Every page was proof of the overtime I had put in because of them.
But when they received the files, all they did was complain.
“How am I supposed to finish this much work?”
“Sure, it’s my job, but Natalie has always been the one handling it. Am I really supposed to start from the beginning? ”
“This work is so hard. How could anyone handle it properly?”
Sabrina quickly said, “Natalie is only sending you this much to scare you. The actual handover definitely won’t take more than ten minutes.
“Otherwise, how did she finish all of it by herself?”
Everyone thought Sabrina had a point, and they immediately looked much more relieved.
I was afraid I might laugh out loud, so I grabbed my box and tried to leave as quickly as possible.
But Sabrina spoke again.
“You’ve settled what you owe the company, but you still haven’t settled what you owe your coworkers.”
I frowned. “What do I owe any of you?”
Chloe gritted her teeth. “Money, obviously.
“Every project bonus gave you the biggest cut. You must have skimmed our share. Hurry up and give it back.”
After Chloe said that, my coworkers looked at me with even more resentment.

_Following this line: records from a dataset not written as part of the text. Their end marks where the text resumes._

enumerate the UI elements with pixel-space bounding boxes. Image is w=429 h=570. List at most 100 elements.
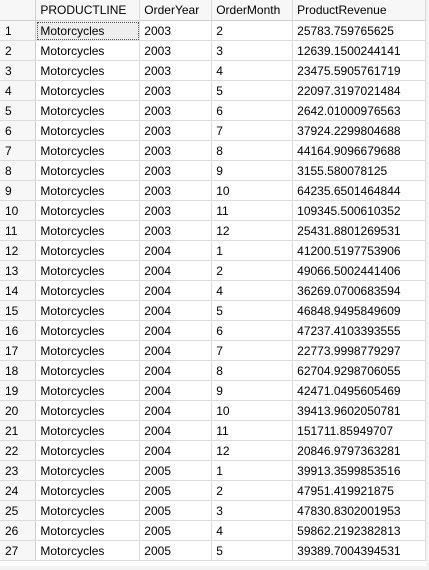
table-row[interactable]: 22 Motorcycles 2004 12 20846.9797363281: [0, 440, 426, 461]
cell-ordermonth[interactable]: 1: [211, 240, 294, 261]
table-row[interactable]: 18 Motorcycles 2004 8 62704.9298706055: [0, 360, 426, 381]
cell-productline[interactable]: Motorcycles: [35, 160, 141, 181]
row-number[interactable]: 14: [0, 280, 37, 301]
cell-ordermonth[interactable]: 10: [211, 180, 294, 201]
row-number[interactable]: 1: [0, 20, 37, 41]
table-row[interactable]: 15 Motorcycles 2004 5 46848.9495849609: [0, 300, 426, 321]
cell-productline[interactable]: Motorcycles: [35, 120, 141, 141]
table-row[interactable]: 1 Motorcycles 2003 2 25783.759765625: [0, 20, 426, 41]
cell-productrevenue[interactable]: 25431.8801269531: [292, 220, 426, 241]
cell-productrevenue[interactable]: 44164.9096679688: [292, 140, 426, 161]
row-number[interactable]: 16: [0, 320, 37, 341]
row-number[interactable]: 18: [0, 360, 37, 381]
cell-productrevenue[interactable]: 39413.9602050781: [292, 400, 426, 421]
row-number[interactable]: 5: [0, 100, 37, 121]
cell-ordermonth[interactable]: 9: [211, 160, 294, 181]
corner-header[interactable]: [0, 0, 37, 21]
row-number[interactable]: 17: [0, 340, 37, 361]
row-number[interactable]: 3: [0, 60, 37, 81]
row-number[interactable]: 6: [0, 120, 37, 141]
cell-ordermonth[interactable]: 4: [211, 280, 294, 301]
cell-ordermonth[interactable]: 12: [211, 220, 294, 241]
cell-productrevenue[interactable]: 64235.6501464844: [292, 180, 426, 201]
row-number[interactable]: 21: [0, 420, 37, 441]
row-number[interactable]: 10: [0, 200, 37, 221]
row-number[interactable]: 15: [0, 300, 37, 321]
row-number[interactable]: 25: [0, 500, 37, 521]
cell-productline[interactable]: Motorcycles: [35, 40, 141, 61]
cell-productrevenue[interactable]: 12639.1500244141: [292, 40, 426, 61]
cell-productrevenue[interactable]: 49066.5002441406: [292, 260, 426, 281]
cell-orderyear[interactable]: 2004: [139, 280, 213, 301]
cell-orderyear[interactable]: 2003: [139, 140, 213, 161]
table-row[interactable]: 20 Motorcycles 2004 10 39413.9602050781: [0, 400, 426, 421]
row-number[interactable]: 27: [0, 540, 37, 561]
table-row[interactable]: 27 Motorcycles 2005 5 39389.7004394531: [0, 540, 426, 561]
row-number[interactable]: 7: [0, 140, 37, 161]
table-row[interactable]: 26 Motorcycles 2005 4 59862.2192382813: [0, 520, 426, 541]
cell-orderyear[interactable]: 2004: [139, 340, 213, 361]
cell-productrevenue[interactable]: 25783.759765625: [292, 20, 426, 41]
cell-productline[interactable]: Motorcycles: [35, 360, 141, 381]
cell-productline[interactable]: Motorcycles: [35, 320, 141, 341]
cell-ordermonth[interactable]: 11: [211, 200, 294, 221]
cell-productline[interactable]: Motorcycles: [35, 440, 141, 461]
cell-ordermonth[interactable]: 6: [211, 100, 294, 121]
row-number[interactable]: 9: [0, 180, 37, 201]
cell-productline[interactable]: Motorcycles: [35, 140, 141, 161]
cell-productrevenue[interactable]: 22097.3197021484: [292, 80, 426, 101]
cell-productline[interactable]: Motorcycles: [35, 220, 141, 241]
cell-ordermonth[interactable]: 2: [211, 480, 294, 501]
table-row[interactable]: 11 Motorcycles 2003 12 25431.8801269531: [0, 220, 426, 241]
table-row[interactable]: 25 Motorcycles 2005 3 47830.8302001953: [0, 500, 426, 521]
cell-productrevenue[interactable]: 3155.580078125: [292, 160, 426, 181]
row-number[interactable]: 19: [0, 380, 37, 401]
cell-productline[interactable]: Motorcycles: [35, 380, 141, 401]
table-row[interactable]: 21 Motorcycles 2004 11 151711.85949707: [0, 420, 426, 441]
table-row[interactable]: 12 Motorcycles 2004 1 41200.5197753906: [0, 240, 426, 261]
table-row[interactable]: 9 Motorcycles 2003 10 64235.6501464844: [0, 180, 426, 201]
row-number[interactable]: 24: [0, 480, 37, 501]
cell-productline[interactable]: Motorcycles: [35, 200, 141, 221]
cell-productline[interactable]: Motorcycles: [35, 80, 141, 101]
cell-orderyear[interactable]: 2003: [139, 100, 213, 121]
table-row[interactable]: 24 Motorcycles 2005 2 47951.419921875: [0, 480, 426, 501]
cell-productrevenue[interactable]: 20846.9797363281: [292, 440, 426, 461]
cell-ordermonth[interactable]: 11: [211, 420, 294, 441]
column-header-ordermonth[interactable]: OrderMonth: [211, 0, 294, 21]
cell-orderyear[interactable]: 2004: [139, 360, 213, 381]
column-header-productrevenue[interactable]: ProductRevenue: [292, 0, 426, 21]
cell-orderyear[interactable]: 2005: [139, 520, 213, 541]
cell-productline[interactable]: Motorcycles: [35, 340, 141, 361]
cell-orderyear[interactable]: 2005: [139, 480, 213, 501]
cell-productrevenue[interactable]: 59862.2192382813: [292, 520, 426, 541]
cell-orderyear[interactable]: 2004: [139, 320, 213, 341]
cell-productline[interactable]: Motorcycles: [35, 20, 141, 41]
table-row[interactable]: 13 Motorcycles 2004 2 49066.5002441406: [0, 260, 426, 281]
cell-productline[interactable]: Motorcycles: [35, 240, 141, 261]
table-row[interactable]: 5 Motorcycles 2003 6 2642.01000976563: [0, 100, 426, 121]
cell-ordermonth[interactable]: 7: [211, 340, 294, 361]
row-number[interactable]: 8: [0, 160, 37, 181]
cell-ordermonth[interactable]: 3: [211, 500, 294, 521]
row-number[interactable]: 2: [0, 40, 37, 61]
row-number[interactable]: 4: [0, 80, 37, 101]
cell-productline[interactable]: Motorcycles: [35, 500, 141, 521]
cell-orderyear[interactable]: 2003: [139, 20, 213, 41]
row-number[interactable]: 22: [0, 440, 37, 461]
cell-productrevenue[interactable]: 23475.5905761719: [292, 60, 426, 81]
cell-productline[interactable]: Motorcycles: [35, 400, 141, 421]
cell-ordermonth[interactable]: 2: [211, 20, 294, 41]
cell-productline[interactable]: Motorcycles: [35, 520, 141, 541]
cell-orderyear[interactable]: 2003: [139, 220, 213, 241]
cell-productline[interactable]: Motorcycles: [35, 460, 141, 481]
cell-productline[interactable]: Motorcycles: [35, 260, 141, 281]
column-header-productline[interactable]: PRODUCTLINE: [35, 0, 141, 21]
cell-productline[interactable]: Motorcycles: [35, 420, 141, 441]
table-row[interactable]: 14 Motorcycles 2004 4 36269.0700683594: [0, 280, 426, 301]
table-row[interactable]: 3 Motorcycles 2003 4 23475.5905761719: [0, 60, 426, 81]
cell-orderyear[interactable]: 2005: [139, 500, 213, 521]
cell-ordermonth[interactable]: 2: [211, 260, 294, 281]
cell-ordermonth[interactable]: 5: [211, 80, 294, 101]
cell-orderyear[interactable]: 2004: [139, 400, 213, 421]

Only then did I understand why they had all turned on me with Sabrina.
They believed I had taken money that belonged to them.
“Bonuses are distributed based on each person’s contribution to the project. If you’re unhappy, take it up with the boss. Why are you coming after me?”
Chloe twisted the truth without blinking. “Because you stole our credit. That’s why the boss gave the money to the wrong person.”
“Then report me to the boss.
“Or report me to the police. Or serve me a court summons. As long as a court rules that I owe you the money, I’ll pay.
“But if you keep blocking me and refusing to let me leave, I’m calling the police right now.”
I took out my phone and was about to dial.
“Natalie, that’s enough. You’re already leaving the company. Do you still have to cause trouble for everyone?”